Frank Jonas, a firearms dealer for Remington once said, “We certainly are in a hell of a business…A fellow has to wish for trouble so as to make a living, the only consolation being, however, if we don’t get in the business, someone else will…It would be a terrible state of affairs if my conscience started to bother me now. (emphasis added)”
Mike McIntire of The New York Times recently reported that “The Guns were said to be destroyed, instead, they were reborn.” They were made new. They were dismantled and deconstructed so they could be put back together again. There is a company, Gunbusters, that contracts with numerous police departments to destroy their confiscated and turned in firearms. But only kind of.
Part of the problem with regulating firearms is the multiple styles of firearms: from handguns to rifles to shotguns, and more. But it’s also the components they are made of. The Gun Control Act of 1968 defines a firearm as the receiver or frame of the firearm. Its what receives the serial number and what everything else connects to – trigger, stock, barrel, and other mechanisms that when all combined, create what many of us would visually recognize as a gun.

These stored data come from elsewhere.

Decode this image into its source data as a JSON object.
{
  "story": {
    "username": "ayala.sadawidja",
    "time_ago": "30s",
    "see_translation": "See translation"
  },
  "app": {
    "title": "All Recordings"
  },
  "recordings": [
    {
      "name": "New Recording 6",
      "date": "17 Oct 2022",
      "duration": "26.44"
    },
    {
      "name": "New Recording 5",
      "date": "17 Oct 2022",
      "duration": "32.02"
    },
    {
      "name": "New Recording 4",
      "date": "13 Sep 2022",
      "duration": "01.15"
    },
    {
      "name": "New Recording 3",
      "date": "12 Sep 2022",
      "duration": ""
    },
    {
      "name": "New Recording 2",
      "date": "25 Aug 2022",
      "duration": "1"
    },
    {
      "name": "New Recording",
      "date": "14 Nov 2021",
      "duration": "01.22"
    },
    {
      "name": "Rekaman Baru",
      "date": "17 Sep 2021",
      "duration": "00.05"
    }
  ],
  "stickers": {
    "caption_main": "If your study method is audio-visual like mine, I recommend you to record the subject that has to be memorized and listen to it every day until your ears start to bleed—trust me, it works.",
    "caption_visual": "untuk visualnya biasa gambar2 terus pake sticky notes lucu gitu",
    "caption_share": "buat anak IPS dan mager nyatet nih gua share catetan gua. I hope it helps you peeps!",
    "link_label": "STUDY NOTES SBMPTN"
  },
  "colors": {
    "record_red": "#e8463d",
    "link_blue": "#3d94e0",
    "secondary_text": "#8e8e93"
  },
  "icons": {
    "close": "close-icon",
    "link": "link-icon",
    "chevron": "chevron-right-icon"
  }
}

What Gunbusters does, and to their credit, don’t try to hide it, is disassemble all the pieces and parts, and only destroy the receiver or frame, the part with the serial number on it. The rest of the pieces are sold as a kit. They destroy firearms for free because they can sell the parts to make money. So popular they are, as McIntire reports, that the most popular online site to sell firearms, GunBroker, has frames and receivers for sale referencing which of GunBusters kits can be paired with it to make a functioning firearm.
Some of those frames and receivers can be bought without a serial number because they follow the 80% rule. If a frame or receiver is under 80% complete, it doesn’t need a serial number. So toolkits are made to sell a receiver that isn’t fully complete, but can be made complete by a buyer, then paired with a gun kit like those that Gunbusters sells, and be born again.
McIntire tapped into some theological language many of us are familiar with. In fact, the gun industry does this, too. Advertisements that tap into fear and moral superiority that justify pulling a trigger in almost any instance.
J. Warren Cassidy, a former NRA Executive, once said “we should approach the NRA as one of the world’s great religions.” I’d expand that to the gun industry and the culture it has created.
In McIntire’s article and subsequent segment on NYT’s The Daily, The afterlife of a Gun, has put a stir among municipalities and nonprofits, especially faith communities, who have hosted gun buybacks in partnership with police and have since found out the firearms turned in at their events, were “processed” by GunBusters.
All of this is so transactional. Like a “get out of hell” free card.
But there are folks doing this in a more transformative way. RAWtools and their partners have been destroying guns for free. Except we’re not taking them apart and reselling their parts a-la-carte. We’re making the cuts through the firearm with everything intact. We’re not just cutting through the receiver and frame, we’re cutting through the trigger assembly, barrel threads, stocks, springs, and other moving parts. The plastic and soft metal of modern firearms are melting as the cuts are made. The steel of old rifles and shotguns is glowing orange and red as it is destroyed. They are not dismantled, but wholly destroyed as a firearm. And in many cases, folks who have been directly impacted by gun violence, who have lost loved ones, are the ones helping destroy the firearms. It’s an opportunity, as so many of them tell us, “to physically do something with my hands to make a difference.” “It’s the healthiest thing I’ve done with the anger of my grief in 30 years,” another told us.
And yet, the destroyed pieces remain. These are what is transformed. Not back into guns, but into a plowshare, or jewelry, or piece of art that begs us to live into another way. Those affected by gun violence participate in this, too. Those affected by the mass trauma of mass shootings are learning how to blacksmith. Retired and bi-vocational clergy who feel need to practice what they’ve preached.
Many of them took part in a forging marathon in June of 2023, laboring one minute for every life lost to gun violence in 2022 – over 44,000. In all, 50,000 minutes were logged by dozens of makers. Much of what they have made is on display at the Colorado Springs Fine Art Center in an exhibit, “Another Way is Possible.” Select items from the exhibit are available through auction to support this growing national movement of turning guns into garden tools.
But its more than the tangible transformation of a sword into a plowshare. It’s also our participation in that process. To not just heal the elements that make a gun, but to heal our hearts from the trauma we have experienced and the trauma we have caused. Not to create a machine that does this for us, but to accept the invitation to help destroy a firearm or pick up a hammer that beats on the metal from a gun on its way to a plowshare. Because we need to transfer the energy of our pain into a process that transforms that energy into life.
This is how we are reborn. Another way is possible.